劇場で大地震に遭遇したら!(後編)身を守るための対策編

災害時は文化財保護も課題

博物館や美術館は災害時に来館者の安全を確保するだけでなく、収蔵品や展示品を守らなければならない。1995年の阪神大震災以降、博物館などは地震に重きを置いた対策をとってきたが、近年は台風や豪雨による被災も目立ってきた。

収蔵品の水害対策

2019年10月の台風19号で内水氾濫が発生し、地下収蔵庫が浸水した川崎市市民ミュージアム(川崎市)では今なお、被災した収蔵品の修復作業が続く。絵画や歴史資料など収蔵品約26万点の9割に当たる約23万点が被害に遭った。湿度温度の管理がしやすいことや建物の高さ規制などから、多くの美術館は収蔵庫を地下に構えている。

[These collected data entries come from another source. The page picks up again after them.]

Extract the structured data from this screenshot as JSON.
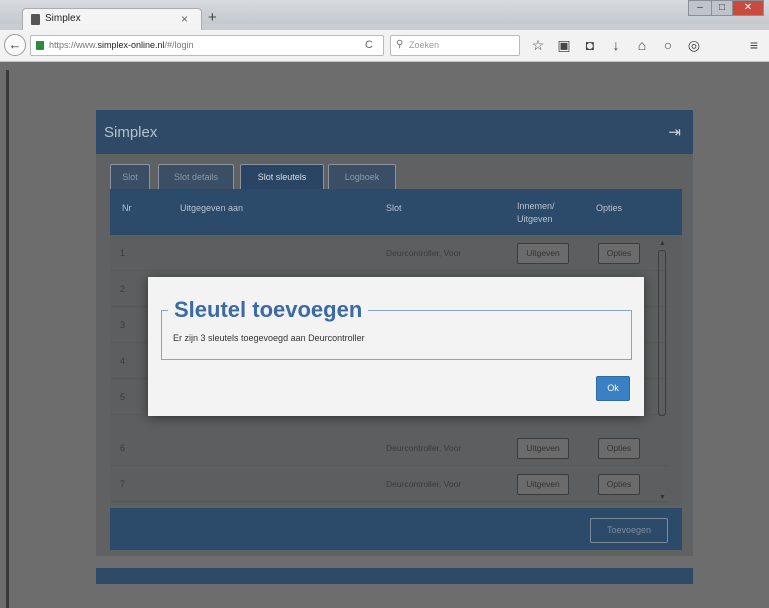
{
  "browser": {
    "tab_title": "Simplex",
    "tab_close": "×",
    "new_tab": "+",
    "url_prefix": "https://www.",
    "url_domain": "simplex-online.nl",
    "url_suffix": "/#/login",
    "search_placeholder": "Zoeken",
    "icons": [
      "back-icon",
      "lock-icon",
      "reload-icon",
      "search-icon",
      "star-icon",
      "reading-list-icon",
      "pocket-icon",
      "download-icon",
      "home-icon",
      "chat-icon",
      "extension-icon",
      "menu-icon"
    ]
  },
  "app": {
    "title": "Simplex",
    "logout_icon": "⇥"
  },
  "tabs": [
    {
      "label": "Slot"
    },
    {
      "label": "Slot details"
    },
    {
      "label": "Slot sleutels"
    },
    {
      "label": "Logboek"
    }
  ],
  "table": {
    "headers": {
      "nr": "Nr",
      "issued_to": "Uitgegeven aan",
      "slot": "Slot",
      "collect_line1": "Innemen/",
      "collect_line2": "Uitgeven",
      "options": "Opties"
    },
    "rows": [
      {
        "nr": "1",
        "slot": "Deurcontroller, Voor",
        "action": "Uitgeven",
        "options": "Opties"
      },
      {
        "nr": "2",
        "slot": "",
        "action": "",
        "options": ""
      },
      {
        "nr": "3",
        "slot": "",
        "action": "",
        "options": ""
      },
      {
        "nr": "4",
        "slot": "",
        "action": "",
        "options": ""
      },
      {
        "nr": "5",
        "slot": "",
        "action": "",
        "options": ""
      },
      {
        "nr": "6",
        "slot": "Deurcontroller, Voor",
        "action": "Uitgeven",
        "options": "Opties"
      },
      {
        "nr": "7",
        "slot": "Deurcontroller, Voor",
        "action": "Uitgeven",
        "options": "Opties"
      }
    ]
  },
  "footer": {
    "add_label": "Toevoegen"
  },
  "modal": {
    "title": "Sleutel toevoegen",
    "message": "Er zijn 3 sleutels toegevoegd aan Deurcontroller",
    "ok_label": "Ok"
  }
}
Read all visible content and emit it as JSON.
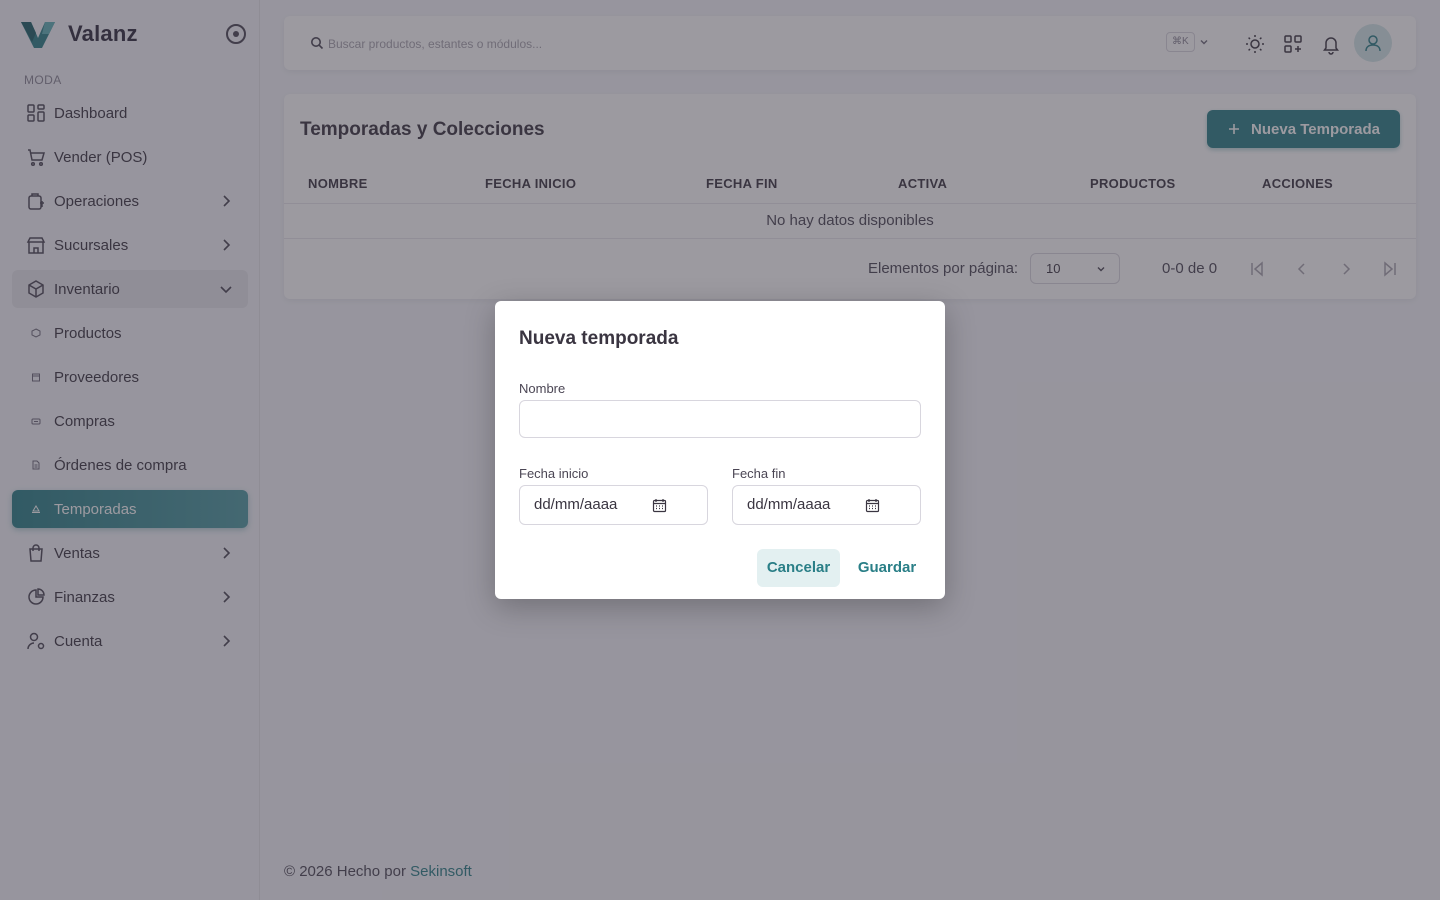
{
  "brand": {
    "name": "Valanz"
  },
  "sidebar": {
    "section_title": "MODA",
    "items": [
      {
        "label": "Dashboard",
        "icon": "dashboard-icon"
      },
      {
        "label": "Vender (POS)",
        "icon": "cart-icon"
      },
      {
        "label": "Operaciones",
        "icon": "operations-icon"
      },
      {
        "label": "Sucursales",
        "icon": "store-icon"
      },
      {
        "label": "Inventario",
        "icon": "box-icon"
      },
      {
        "label": "Productos",
        "icon": "product-dot-icon"
      },
      {
        "label": "Proveedores",
        "icon": "supplier-dot-icon"
      },
      {
        "label": "Compras",
        "icon": "purchases-dot-icon"
      },
      {
        "label": "Órdenes de compra",
        "icon": "purchase-order-dot-icon"
      },
      {
        "label": "Temporadas",
        "icon": "season-dot-icon"
      },
      {
        "label": "Ventas",
        "icon": "bag-icon"
      },
      {
        "label": "Finanzas",
        "icon": "pie-chart-icon"
      },
      {
        "label": "Cuenta",
        "icon": "user-settings-icon"
      }
    ]
  },
  "topbar": {
    "search_placeholder": "Buscar productos, estantes o módulos...",
    "shortcut": "⌘K"
  },
  "page": {
    "title": "Temporadas y Colecciones",
    "new_button": "Nueva Temporada",
    "columns": [
      "NOMBRE",
      "FECHA INICIO",
      "FECHA FIN",
      "ACTIVA",
      "PRODUCTOS",
      "ACCIONES"
    ],
    "empty_text": "No hay datos disponibles",
    "pagination": {
      "per_page_label": "Elementos por página:",
      "per_page_value": "10",
      "range": "0-0 de 0"
    }
  },
  "footer": {
    "text": "© 2026 Hecho por ",
    "link": "Sekinsoft"
  },
  "dialog": {
    "title": "Nueva temporada",
    "name_label": "Nombre",
    "name_value": "",
    "start_label": "Fecha inicio",
    "start_value": "dd/mm/aaaa",
    "end_label": "Fecha fin",
    "end_value": "dd/mm/aaaa",
    "cancel_label": "Cancelar",
    "save_label": "Guardar"
  },
  "colors": {
    "accent": "#2a7f87",
    "overlay": "rgba(58,53,65,0.5)"
  }
}
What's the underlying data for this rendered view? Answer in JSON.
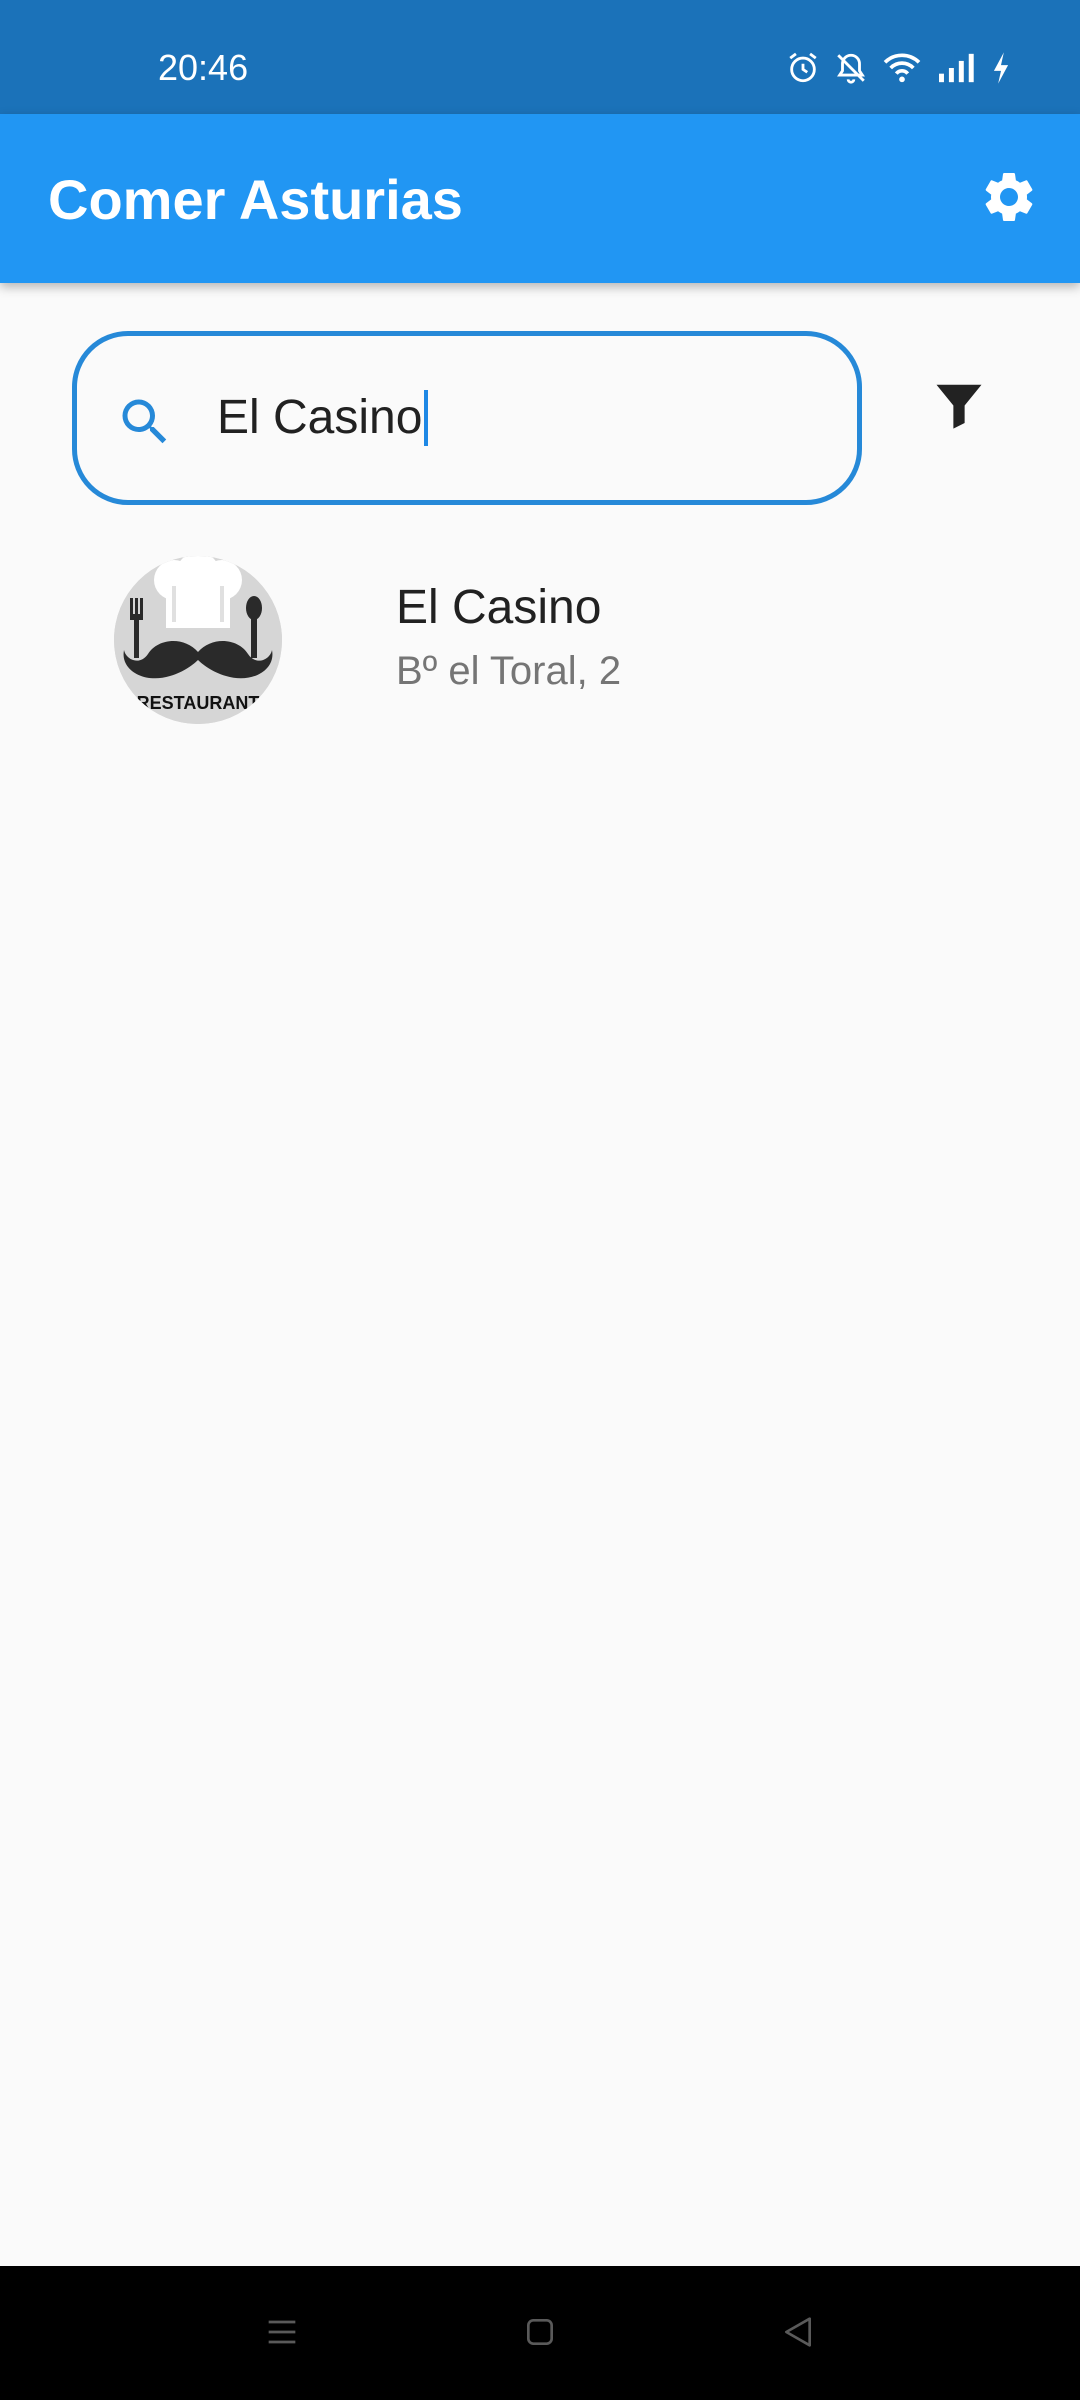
{
  "status_bar": {
    "time": "20:46",
    "icons": [
      "alarm-icon",
      "bell-off-icon",
      "wifi-icon",
      "signal-icon",
      "charging-icon"
    ]
  },
  "app_bar": {
    "title": "Comer Asturias",
    "action_icon": "gear-icon"
  },
  "search": {
    "value": "El Casino",
    "icon": "search-icon"
  },
  "filter": {
    "icon": "filter-icon"
  },
  "results": [
    {
      "name": "El Casino",
      "address": "Bº el Toral, 2",
      "avatar_text": "RESTAURANT"
    }
  ],
  "nav_bar": {
    "icons": [
      "menu-icon",
      "home-icon",
      "back-icon"
    ]
  },
  "colors": {
    "status_bar": "#1b72b9",
    "app_bar": "#2196f3",
    "search_border": "#2689d8",
    "background": "#fafafa"
  }
}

国立文化財機構文化財防災センターの小谷竜介・文化財防災統括リーダーは「最低限、ハザードマップが示す地域のリスクを、クリアできる体制と施設を作ることが重要」と指摘する。

2017年に開館した富山県美術館(富山市)など、水害に備えてあらかじめ上層階に収蔵庫を設ける施設も出てきた。ただ、いったん地下に構えた収蔵庫を上層階に移すのは容易ではない。

ソフト面の対策強化の取り組みも

こうした中、ソフト面の対策を強化してハード面の弱点を補う取り組みも始まっている。横浜港に面した横浜市の関内地区に位置する神奈川県立歴史博物館。標高は約2mで、メインの収蔵庫は地下にあるが、旧館部分は重要文化財に指定されていて大規模改修には制約がある。

そこで同館は2019年に、災害時に収蔵品を避難させるための緊急搬出計画を策定。浸水と火災を想定し、状況に応じてどのような優先順位で、上階や館外に緊急搬出するかを明文化した。2020年からは毎年、計画に基づく緊急搬出訓練も行っている。

写真説明:神奈川県立歴史博物館で行われた緊急搬出訓練では、台風を想定して仏像など約700点の資料を搬出した(2021年12月21日撮影)

同館の千葉毅主任学芸員は「収蔵庫をより安全な場所に移した方がよいことは確かだが、まずはすぐに着手できるソフト面から始めている」と語る。